Mr Moon said he believed that efforts to bring peace and denuclearise the peninsula were at a “very critical juncture”. The two Koreas have greed to hold a third inter-Korean summit in late April at the village of Panmunjom just south of the inter-Korean border.

If it goes ahead, Kim Jong-un will be the first North Korean leader to step foot on South Korean soil since the end of war.

‘Starting line’

“I believe it is still too early to be optimistic because we are only at the starting line,” Mr Moon said, cited by the Yonhap news agency.

President Donald Trump and Kim Jong-un have engaged in a bitter verbal battle over the North’s project to develop a missile that can carry a nuclear warhead to mainland US, and Washington insists it will only have dialogue with the North under “the right conditions”.

Mr Trump responded positively to the news that the two Koreas would meet for a summit next month.

“Possible progress being made in talks with North Korea. For the first time in many years, a serious effort is being made by all parties concerned. The world is watching and waiting.
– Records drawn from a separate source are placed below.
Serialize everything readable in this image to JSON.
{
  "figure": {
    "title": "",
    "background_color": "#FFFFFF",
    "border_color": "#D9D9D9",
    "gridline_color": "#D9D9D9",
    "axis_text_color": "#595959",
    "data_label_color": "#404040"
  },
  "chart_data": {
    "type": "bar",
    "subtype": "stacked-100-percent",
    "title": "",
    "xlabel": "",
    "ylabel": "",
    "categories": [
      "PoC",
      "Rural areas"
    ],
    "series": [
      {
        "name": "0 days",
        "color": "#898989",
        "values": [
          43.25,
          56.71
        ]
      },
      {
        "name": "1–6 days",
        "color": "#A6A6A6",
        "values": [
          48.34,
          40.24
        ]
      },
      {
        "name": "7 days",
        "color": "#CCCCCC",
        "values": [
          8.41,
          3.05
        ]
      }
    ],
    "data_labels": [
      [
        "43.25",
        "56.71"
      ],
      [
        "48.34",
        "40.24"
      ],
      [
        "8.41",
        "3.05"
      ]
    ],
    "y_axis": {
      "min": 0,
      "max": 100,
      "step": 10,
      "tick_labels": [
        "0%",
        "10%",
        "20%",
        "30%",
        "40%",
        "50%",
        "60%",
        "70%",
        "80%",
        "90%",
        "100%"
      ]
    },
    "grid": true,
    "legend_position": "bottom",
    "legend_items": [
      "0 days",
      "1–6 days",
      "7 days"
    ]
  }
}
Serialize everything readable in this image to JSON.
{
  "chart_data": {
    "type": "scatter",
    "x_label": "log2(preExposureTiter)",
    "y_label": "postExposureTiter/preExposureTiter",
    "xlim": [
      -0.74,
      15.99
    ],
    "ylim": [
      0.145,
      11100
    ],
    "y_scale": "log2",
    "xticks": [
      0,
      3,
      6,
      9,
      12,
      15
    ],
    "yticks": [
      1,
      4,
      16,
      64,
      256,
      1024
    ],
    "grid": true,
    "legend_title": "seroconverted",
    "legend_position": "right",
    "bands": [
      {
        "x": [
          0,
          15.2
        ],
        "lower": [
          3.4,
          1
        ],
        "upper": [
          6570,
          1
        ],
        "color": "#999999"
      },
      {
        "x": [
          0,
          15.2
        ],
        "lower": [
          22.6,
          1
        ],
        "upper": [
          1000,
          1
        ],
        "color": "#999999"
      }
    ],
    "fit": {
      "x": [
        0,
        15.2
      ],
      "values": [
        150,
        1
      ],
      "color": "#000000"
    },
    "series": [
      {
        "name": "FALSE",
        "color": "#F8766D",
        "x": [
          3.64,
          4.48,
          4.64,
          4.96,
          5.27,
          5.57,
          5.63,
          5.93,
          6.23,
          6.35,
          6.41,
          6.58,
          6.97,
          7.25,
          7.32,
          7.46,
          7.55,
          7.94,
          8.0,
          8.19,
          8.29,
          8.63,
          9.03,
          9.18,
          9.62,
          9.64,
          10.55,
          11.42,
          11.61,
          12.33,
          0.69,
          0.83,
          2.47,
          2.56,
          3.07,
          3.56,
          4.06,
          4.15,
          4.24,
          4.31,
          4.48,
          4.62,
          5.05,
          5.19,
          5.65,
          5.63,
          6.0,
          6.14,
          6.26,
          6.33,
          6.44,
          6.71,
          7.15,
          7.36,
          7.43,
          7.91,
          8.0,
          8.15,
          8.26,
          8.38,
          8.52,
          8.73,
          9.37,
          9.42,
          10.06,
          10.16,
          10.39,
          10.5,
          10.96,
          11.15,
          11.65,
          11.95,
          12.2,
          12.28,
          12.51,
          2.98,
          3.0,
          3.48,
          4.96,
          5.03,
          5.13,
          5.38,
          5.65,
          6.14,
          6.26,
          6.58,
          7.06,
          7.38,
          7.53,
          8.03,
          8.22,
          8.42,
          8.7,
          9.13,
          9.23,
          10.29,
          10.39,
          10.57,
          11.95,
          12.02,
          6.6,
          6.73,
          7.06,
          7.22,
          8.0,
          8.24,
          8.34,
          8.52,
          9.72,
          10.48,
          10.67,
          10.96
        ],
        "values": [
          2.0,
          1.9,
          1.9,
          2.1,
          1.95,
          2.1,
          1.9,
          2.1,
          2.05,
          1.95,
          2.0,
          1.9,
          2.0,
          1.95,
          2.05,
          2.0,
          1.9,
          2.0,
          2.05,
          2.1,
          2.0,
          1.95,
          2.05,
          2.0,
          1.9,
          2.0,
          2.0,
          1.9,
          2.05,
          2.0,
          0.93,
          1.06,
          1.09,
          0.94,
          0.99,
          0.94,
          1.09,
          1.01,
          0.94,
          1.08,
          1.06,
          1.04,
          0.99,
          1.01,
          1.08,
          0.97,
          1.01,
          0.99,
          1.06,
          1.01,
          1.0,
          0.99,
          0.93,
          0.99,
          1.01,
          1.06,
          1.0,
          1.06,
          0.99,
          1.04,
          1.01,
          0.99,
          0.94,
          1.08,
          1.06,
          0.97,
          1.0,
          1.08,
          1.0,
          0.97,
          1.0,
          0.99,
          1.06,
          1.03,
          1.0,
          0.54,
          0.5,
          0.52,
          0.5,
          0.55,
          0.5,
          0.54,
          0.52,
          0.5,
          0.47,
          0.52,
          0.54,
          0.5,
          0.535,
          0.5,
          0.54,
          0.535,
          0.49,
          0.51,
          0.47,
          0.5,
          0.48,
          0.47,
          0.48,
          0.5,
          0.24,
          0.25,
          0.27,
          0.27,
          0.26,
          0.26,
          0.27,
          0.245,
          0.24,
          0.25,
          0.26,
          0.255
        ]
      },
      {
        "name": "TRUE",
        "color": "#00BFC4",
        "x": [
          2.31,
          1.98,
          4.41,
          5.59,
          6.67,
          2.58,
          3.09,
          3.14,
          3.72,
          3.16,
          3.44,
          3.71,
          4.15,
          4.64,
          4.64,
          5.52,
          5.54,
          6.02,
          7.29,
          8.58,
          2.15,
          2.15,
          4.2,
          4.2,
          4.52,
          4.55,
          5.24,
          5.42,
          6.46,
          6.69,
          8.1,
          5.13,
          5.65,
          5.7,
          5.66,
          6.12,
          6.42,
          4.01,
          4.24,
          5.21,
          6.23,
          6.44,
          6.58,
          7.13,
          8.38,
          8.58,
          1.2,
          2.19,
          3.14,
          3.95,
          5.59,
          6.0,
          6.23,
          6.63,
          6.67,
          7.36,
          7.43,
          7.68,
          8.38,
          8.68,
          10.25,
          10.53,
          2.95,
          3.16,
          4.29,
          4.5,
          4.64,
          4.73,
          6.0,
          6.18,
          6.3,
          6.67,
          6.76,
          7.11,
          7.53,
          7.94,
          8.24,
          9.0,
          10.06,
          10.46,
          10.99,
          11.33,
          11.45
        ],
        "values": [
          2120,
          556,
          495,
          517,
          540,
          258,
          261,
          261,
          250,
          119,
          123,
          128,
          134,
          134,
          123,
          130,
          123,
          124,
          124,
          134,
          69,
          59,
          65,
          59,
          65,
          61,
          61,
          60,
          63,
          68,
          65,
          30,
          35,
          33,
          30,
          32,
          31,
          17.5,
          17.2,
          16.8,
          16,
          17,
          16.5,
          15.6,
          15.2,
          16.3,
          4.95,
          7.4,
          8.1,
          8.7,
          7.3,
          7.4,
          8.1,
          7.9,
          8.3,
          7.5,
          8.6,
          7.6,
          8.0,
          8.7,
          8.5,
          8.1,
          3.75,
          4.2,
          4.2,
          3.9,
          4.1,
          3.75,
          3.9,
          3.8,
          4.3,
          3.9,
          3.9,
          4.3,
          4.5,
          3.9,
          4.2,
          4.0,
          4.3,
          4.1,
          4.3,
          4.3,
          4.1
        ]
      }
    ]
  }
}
May be false hope, but the US is ready to go hard in either direction,” he tweeted.

Kick-start dialogue

The developments came after South Korea’s national security chief Chung Eui-yong returned from leading a delegation to the north to try and kick-start dialogue.

Although there are signs of closeness, there is still a long way to go.

North Korea’s state newspaper Rodong Sinmun said its nuclear weapons programme was justified and could not be disputed.

“We came into possession of nuclear weapons in a righteous manner with a goal of defending the country’s top interest against US nuclear threats,” it said.

And the US introduced a fresh round of sanctions on the North for violating international law by using a banned chemical weapon to assassinate Kim Jong-nam, the eldest son of former North Korean leader Kim Jong-il and brother of Kim Jong-un.